# Multi Armed Bandits Epsilon Greedy

### References
* [Introduction](https://markelsanz14.medium.com/introduction-to-reinforcement-learning-part-1-multi-armed-bandit-problem-618e8cbf9d4b)
* [Good Article](https://changyaochen.github.io/multi-armed-bandit-mar-2020/)
* [Multi Armed Bandits 101](https://medium.com/opex-analytics/multi-armed-bandits-101-6f4ac62b6bd6)
* [Other methods](https://towardsdatascience.com/multi-armed-bandits-and-reinforcement-learning-dc9001dcb8da)
* [Thompson Sampling](https://towardsdatascience.com/multi-armed-bandits-thompson-sampling-algorithm-fea205cf31df)
* [Upper Confidence Bound](https://towardsdatascience.com/multi-armed-bandits-upper-confidence-bound-algorithms-with-python-code-a977728f0e2d)

In [1]:
import numpy as np

def pull_bandit_arm(bandits, bandit_number):
    """
    Even pulling the arm might be random
    """
    result = np.random.uniform()
    result <= bandits[bandit_number]
    return int(result)

def take_epsilon_greedy_action(epsilon, average_rewards_actions):
    result = np.random.uniform()
    if result < epsilon:
        # Explore
        return np.random.randint(0, len(average_rewards_actions)) 
    else:
        # Greedy action.
        return np.argmax(average_rewards_actions) 

### Bit of Hope
Let's pretend we keep track of the CTR of each of our products in a online system

In [2]:
# CTR of each strategy
market_strategies_ctr = [0.1, 0.3, 0.05, 0.55, 0.4]

### Agent Learning

In [3]:
num_iterations = 500
epsilon = 0.1

# Store info to know which one is the best action in each moment.
total_rewards = [0 for _ in range(len(market_strategies_ctr))]
total_attempts = [0 for _ in range(len(market_strategies_ctr))]
avg_rewards = [0.0 for _ in range(len(market_strategies_ctr))]

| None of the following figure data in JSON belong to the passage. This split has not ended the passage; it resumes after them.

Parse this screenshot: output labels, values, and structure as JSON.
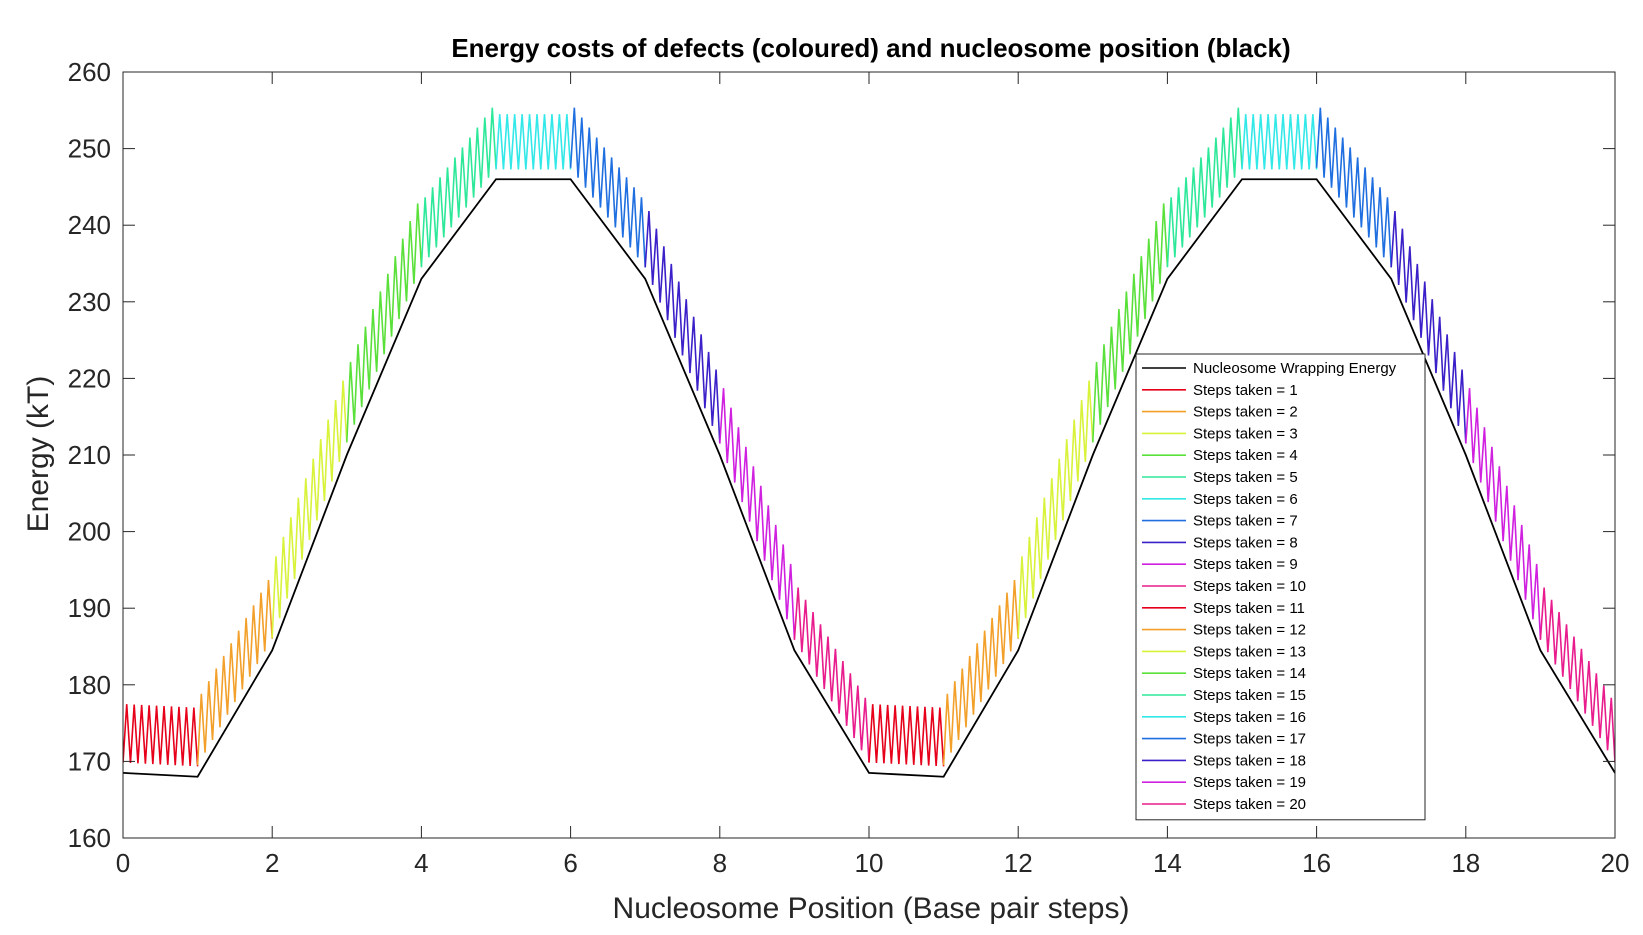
{
  "chart_data": {
    "type": "line",
    "title": "Energy costs of defects (coloured) and nucleosome position (black)",
    "xlabel": "Nucleosome Position (Base pair steps)",
    "ylabel": "Energy (kT)",
    "xlim": [
      0,
      20
    ],
    "ylim": [
      160,
      260
    ],
    "xticks": [
      0,
      2,
      4,
      6,
      8,
      10,
      12,
      14,
      16,
      18,
      20
    ],
    "yticks": [
      160,
      170,
      180,
      190,
      200,
      210,
      220,
      230,
      240,
      250,
      260
    ],
    "grid": false,
    "legend_position": "right-center",
    "wrapping_energy": {
      "name": "Nucleosome Wrapping Energy",
      "color": "#000000",
      "x": [
        0,
        1,
        2,
        3,
        4,
        5,
        6,
        7,
        8,
        9,
        10,
        11,
        12,
        13,
        14,
        15,
        16,
        17,
        18,
        19,
        20
      ],
      "y": [
        168.5,
        168.0,
        184.5,
        210.0,
        233.0,
        246.0,
        246.0,
        233.0,
        210.0,
        184.5,
        168.5,
        168.0,
        184.5,
        210.0,
        233.0,
        246.0,
        246.0,
        233.0,
        210.0,
        184.5,
        168.5
      ]
    },
    "defect_amplitude": [
      9,
      10,
      11,
      11,
      10,
      8.5,
      10,
      10,
      10,
      9,
      9,
      10,
      11,
      11,
      10,
      8.5,
      10,
      10,
      10,
      9
    ],
    "oscillations_per_step": 10,
    "series": [
      {
        "name": "Steps taken = 1",
        "color": "#e6001a"
      },
      {
        "name": "Steps taken = 2",
        "color": "#f2a02a"
      },
      {
        "name": "Steps taken = 3",
        "color": "#d9f23a"
      },
      {
        "name": "Steps taken = 4",
        "color": "#5ae03a"
      },
      {
        "name": "Steps taken = 5",
        "color": "#2ee89a"
      },
      {
        "name": "Steps taken = 6",
        "color": "#33e8e8"
      },
      {
        "name": "Steps taken = 7",
        "color": "#1f6fe0"
      },
      {
        "name": "Steps taken = 8",
        "color": "#3a20c8"
      },
      {
        "name": "Steps taken = 9",
        "color": "#d020e0"
      },
      {
        "name": "Steps taken = 10",
        "color": "#e81c8c"
      },
      {
        "name": "Steps taken = 11",
        "color": "#e6001a"
      },
      {
        "name": "Steps taken = 12",
        "color": "#f2a02a"
      },
      {
        "name": "Steps taken = 13",
        "color": "#d9f23a"
      },
      {
        "name": "Steps taken = 14",
        "color": "#5ae03a"
      },
      {
        "name": "Steps taken = 15",
        "color": "#2ee89a"
      },
      {
        "name": "Steps taken = 16",
        "color": "#33e8e8"
      },
      {
        "name": "Steps taken = 17",
        "color": "#1f6fe0"
      },
      {
        "name": "Steps taken = 18",
        "color": "#3a20c8"
      },
      {
        "name": "Steps taken = 19",
        "color": "#d020e0"
      },
      {
        "name": "Steps taken = 20",
        "color": "#e81c8c"
      }
    ]
  }
}
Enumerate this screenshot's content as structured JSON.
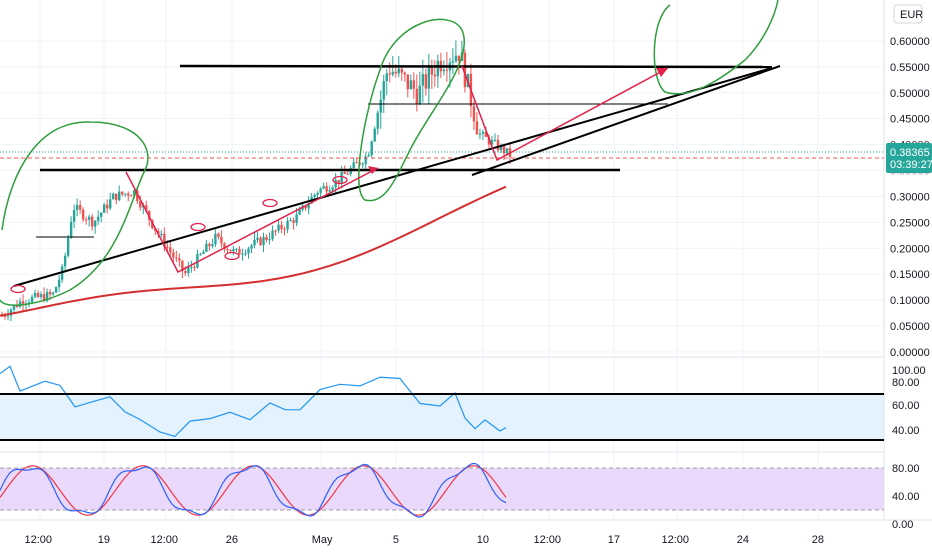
{
  "chart": {
    "currency": "EUR",
    "last_price": "0.38365",
    "countdown": "03:39:27"
  },
  "price_axis": {
    "ticks": [
      "0.60000",
      "0.55000",
      "0.50000",
      "0.45000",
      "0.40000",
      "0.35000",
      "0.30000",
      "0.25000",
      "0.20000",
      "0.15000",
      "0.10000",
      "0.05000",
      "0.00000"
    ]
  },
  "rsi_axis": {
    "ticks": [
      "100.00",
      "80.00",
      "60.00",
      "40.00"
    ]
  },
  "stoch_axis": {
    "ticks": [
      "80.00",
      "40.00",
      "0.00"
    ]
  },
  "time_axis": {
    "labels": [
      "12:00",
      "19",
      "12:00",
      "26",
      "May",
      "5",
      "10",
      "12:00",
      "17",
      "12:00",
      "24",
      "28"
    ]
  },
  "colors": {
    "bull": "#26a69a",
    "bear": "#ef5350",
    "ma": "#d32f2f",
    "rsi_line": "#2196f3",
    "rsi_band": "#e3f2fd",
    "stoch_band": "#ead9fb",
    "stoch_k": "#2962ff",
    "stoch_d": "#f23645",
    "drawing_green": "#2e9e3c",
    "drawing_red": "#e0224a",
    "label_bg": "#26a69a"
  },
  "chart_data": {
    "type": "candlestick",
    "currency": "EUR",
    "ylim": [
      0,
      0.62
    ],
    "last_price": 0.38365,
    "resistance_levels": [
      0.355,
      0.55,
      0.475
    ],
    "close_path": [
      [
        0,
        0.07
      ],
      [
        0.02,
        0.1
      ],
      [
        0.05,
        0.11
      ],
      [
        0.06,
        0.16
      ],
      [
        0.07,
        0.28
      ],
      [
        0.09,
        0.25
      ],
      [
        0.11,
        0.3
      ],
      [
        0.13,
        0.31
      ],
      [
        0.15,
        0.24
      ],
      [
        0.18,
        0.15
      ],
      [
        0.21,
        0.22
      ],
      [
        0.23,
        0.19
      ],
      [
        0.26,
        0.22
      ],
      [
        0.29,
        0.26
      ],
      [
        0.31,
        0.31
      ],
      [
        0.33,
        0.33
      ],
      [
        0.36,
        0.38
      ],
      [
        0.38,
        0.55
      ],
      [
        0.41,
        0.5
      ],
      [
        0.43,
        0.56
      ],
      [
        0.45,
        0.58
      ],
      [
        0.47,
        0.42
      ],
      [
        0.5,
        0.38
      ]
    ]
  }
}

for iteration in range(num_iterations+1):
    action = take_epsilon_greedy_action(epsilon, avg_rewards)
    reward = pull_bandit_arm(market_strategies_ctr, action)
    # Store result.
    total_rewards[action] += reward
    total_attempts[action] += 1
    avg_rewards[action] = total_rewards[action] / float(total_attempts[action])

    if iteration % 100 == 0:
        print('Expected reward at step: {} is {}'.format(
            iteration,['{:.2f}'.format(elem) for elem in avg_rewards]))

Expected reward at step: 0 is ['0.00', '0.00', '0.00', '0.00', '0.00']
Expected reward at step: 100 is ['0.00', '0.00', '0.00', '0.00', '0.00']
Expected reward at step: 200 is ['0.00', '0.00', '0.00', '0.00', '0.00']
Expected reward at step: 300 is ['0.00', '0.00', '0.00', '0.00', '0.00']
Expected reward at step: 400 is ['0.00', '0.00', '0.00', '0.00', '0.00']
Expected reward at step: 500 is ['0.00', '0.00', '0.00', '0.00', '0.00']


### Plot Best Strategy

In [4]:
best_bandit = np.argmax(avg_rewards)
print('\nBest bandit is {} with an mean reward of {:.3f}'.format(
    best_bandit, avg_rewards[best_bandit]))
print('Total mean reward in the {} episodes has been {}'
      .format(num_iterations, sum(total_rewards)))


Best bandit is 0 with an mean reward of 0.000
Total mean reward in the 500 episodes has been 0